Renault niezadowolone ze "surowej kary' nałożonej na Magnussena

Alan Permane potwierdził, że z uwagi na nią Duńczyk nie pojawi się na torze podczas czasówki.
02.04.1612:20
Nataniel Piórkowski
1273wyświetlenia


Renault krytykuje decyzję o ukaraniu Kevina Magnussen startem z alei serwisowej, za zignorowanie wezwania do ważenia bolidu na stanowisku delegata technicznego FIA.

Duńczyk otrzymał surową karę za przewinienie, jakiego dopuścił się podczas drugiego treningu przed Grand Prix Bahrajnu, gdy jadąc za samochodem Daniiła Kwiata przeoczył czerwoną lampkę na sygnalizatorze, wzywającą go do garażu przydzielonego organowi zarządzającemu.

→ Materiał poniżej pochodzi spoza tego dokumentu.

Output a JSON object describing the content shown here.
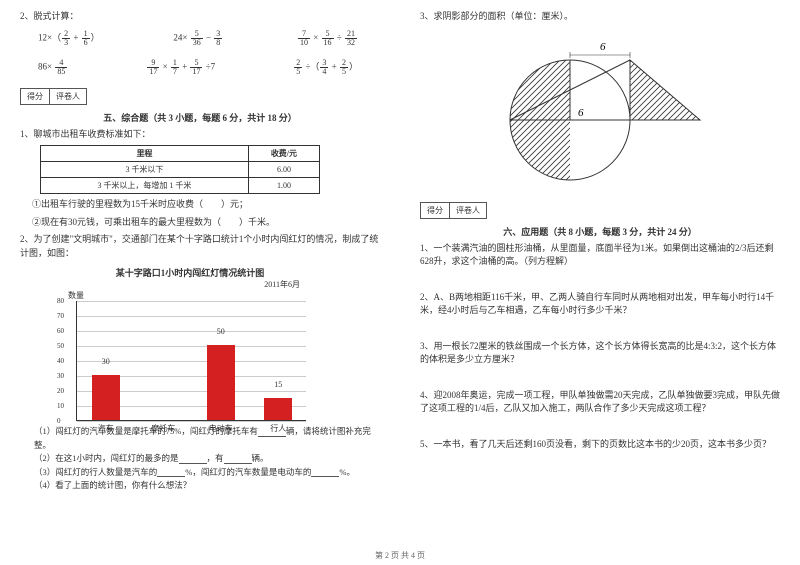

Za coś, co prawdę mówiąc jest rutynowym sprawdzeniem bolidu, sędziowie nałożyli bardzo surową karę. Nie nazwałbym nawet tego błędem. To było raczej nieporozumienie. Kara jest bardzo, bardzo ostra. Przedstawiliśmy materiał wideo i staraliśmy się udowodnić, że powstało spore zamieszanie, a Kevin nie starał się umyślnie zlekceważyć wezwania. Był przekonany o tym, że sygnalizator zapalił się nie dla niego, a dla jadącego przed nim Red Bulla - powiedział główny inżynier Renault, Aln Permane.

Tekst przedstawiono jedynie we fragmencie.